举例:\(m = 1101010100\)
将其划分为几段
\([0,0111111111]\)
$ [1000000000,1011111111]$
\([1100000000,1100111111]\)
\([1101000000,1101001111]\)
\([1101010000,1101010011]\)
\([1101010100]\)
\(m\)中有\(5\)个一,所以前五段对应的就是这些一的变化讨论。最后一个就是总重量本身讨论。
代码:
#include <bits/stdc++.h>
using namespace std;
using ll = long long;
using pii = pair<ll, ll>;
#define fi first
#define se second
using i128 = __int128_t;
using piii = pair<ll, pair<ll, ll>>;
void solve()
{
int n, m;
cin >> n >> m;
vector<int> v(n + 1), w(n + 1);
for (int i = 1; i <= n; i++)
{
cin >> v[i] >> w[i];
}
ll ans = 0;
ll cur = 0;
ll res = 0;
for (int i = 30; i >= 0; i--)
{
if (m >> i & 1)
{
res = 0;
ll t = cur + (1 << i) - 1;
for (int j = 1; j <= n; j++)
{
if ((w[j] | t) == t)
{
res += v[j];
}
}
ans = max(ans, res);
cur += 1 << i;
}
}
res = 0;
for (int i = 1; i <= n; i++)
{
if ((w[i] | cur) == cur)
{
res += v[i];
}
}
ans = max(ans, res);
cout << ans << endl;
}
int main()
{
int t = 1;
cin >> t;
while (t--)
{
solve();
}
return 0;
}
I
解题思路:
按照题目所给构造方法进行构造,然后统计二者某一数值的平均或者其他统计特征,找到明显区别,即可判断。
代码:
#include <bits/stdc++.h>
using namespace std;
using ll = long long;
using pii = pair<ll, ll>;
#define fi first
#define se second
using i128 = __int128_t;
using piii = pair<ll, pair<ll, ll>>;
void solve()
{
ll n;
cin >> n;
n = 1e5;
double s = 0;
for (int i = 1; i <= n; i++)
{
ll a, b, c;
cin >> a >> b >> c;
s += c;
}
s /= n;
if (s >= 20)
{
puts("buaa-noob");
}
else
{
puts("bit-noob");
}
}
int main()
{
int t = 1;
// cin >> t;
while (t--)
{
solve();
}
return 0;
}
J
解题思路:
二分。
每次二分判断尝试构造任务过程,使得二者过程期间最大距离小于\(mid\),存在则说明\(mid\)在逼近。

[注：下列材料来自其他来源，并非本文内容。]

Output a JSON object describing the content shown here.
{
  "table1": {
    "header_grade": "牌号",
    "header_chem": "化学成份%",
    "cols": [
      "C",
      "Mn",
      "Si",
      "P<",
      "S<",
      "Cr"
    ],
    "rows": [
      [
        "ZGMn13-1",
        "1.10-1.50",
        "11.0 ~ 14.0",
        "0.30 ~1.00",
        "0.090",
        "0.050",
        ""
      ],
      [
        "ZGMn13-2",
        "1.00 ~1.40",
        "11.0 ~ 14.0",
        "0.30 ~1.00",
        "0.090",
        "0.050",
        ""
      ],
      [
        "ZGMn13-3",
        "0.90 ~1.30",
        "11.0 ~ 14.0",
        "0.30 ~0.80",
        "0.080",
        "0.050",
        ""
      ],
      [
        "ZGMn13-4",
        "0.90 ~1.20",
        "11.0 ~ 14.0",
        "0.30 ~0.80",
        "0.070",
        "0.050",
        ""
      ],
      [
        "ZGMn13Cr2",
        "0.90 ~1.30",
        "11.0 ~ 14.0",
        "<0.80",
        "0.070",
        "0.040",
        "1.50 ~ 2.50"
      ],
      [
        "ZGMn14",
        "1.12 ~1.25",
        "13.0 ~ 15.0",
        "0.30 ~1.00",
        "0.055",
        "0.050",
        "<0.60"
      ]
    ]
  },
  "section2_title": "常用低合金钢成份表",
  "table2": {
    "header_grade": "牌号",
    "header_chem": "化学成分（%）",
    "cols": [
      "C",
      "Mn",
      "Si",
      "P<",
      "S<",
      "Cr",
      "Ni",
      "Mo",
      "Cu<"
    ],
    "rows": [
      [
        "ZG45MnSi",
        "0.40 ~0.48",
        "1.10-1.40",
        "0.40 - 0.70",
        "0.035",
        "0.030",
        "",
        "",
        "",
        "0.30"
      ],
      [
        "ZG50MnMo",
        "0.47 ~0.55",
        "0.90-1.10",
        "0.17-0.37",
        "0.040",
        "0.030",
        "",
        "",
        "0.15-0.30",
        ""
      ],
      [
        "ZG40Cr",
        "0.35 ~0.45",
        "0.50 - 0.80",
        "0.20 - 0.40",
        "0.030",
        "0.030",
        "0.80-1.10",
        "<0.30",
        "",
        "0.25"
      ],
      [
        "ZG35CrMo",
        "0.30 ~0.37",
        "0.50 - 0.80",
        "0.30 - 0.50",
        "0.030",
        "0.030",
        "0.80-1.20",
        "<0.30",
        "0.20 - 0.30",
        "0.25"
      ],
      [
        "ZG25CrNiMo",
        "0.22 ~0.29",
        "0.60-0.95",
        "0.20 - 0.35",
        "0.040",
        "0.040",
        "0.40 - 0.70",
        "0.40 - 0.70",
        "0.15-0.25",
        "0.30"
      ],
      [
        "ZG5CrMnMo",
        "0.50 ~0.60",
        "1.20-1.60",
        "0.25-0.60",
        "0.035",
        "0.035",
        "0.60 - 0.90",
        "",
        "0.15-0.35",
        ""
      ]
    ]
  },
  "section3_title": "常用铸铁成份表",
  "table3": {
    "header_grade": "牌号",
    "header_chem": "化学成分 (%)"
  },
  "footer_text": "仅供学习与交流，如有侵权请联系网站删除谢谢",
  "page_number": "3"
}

在构造过程当中,假设我们当前遍历到了\(i\)处,此时有一个人一定在\(a_i\)处。查看另一位可出现的位置集合。\((集合初始就是只有(x,y),其余后续随着遍历插入)\)
如果存在\(abs(a_i - a_j) > mid\),此时我们就应当将\(a_j\)移出集合,因为\(a_j\)参与构建这一步会使得过程最大值过大。如果将集合内所有\(a_j\)删除后,集合为空,则说明这一步二者间的距离不可能小于等于\(mid\)。
对于\(i - 1\)删去的\(a_j\),即使\(abs(a_{i + 1} - a_j) \leq mid\),\(a_j\)理论上已不可能和\(a_{i + 1}\)同时出现促成一对。
因为,如果\(a_{i + 1}\)的对象能选\(a_j\),说明这一步一定是有一个人从\(a_i\)走到\(a_{i + 1}\),因为在\(i\)时刻一定有一个人在\(a_i\)。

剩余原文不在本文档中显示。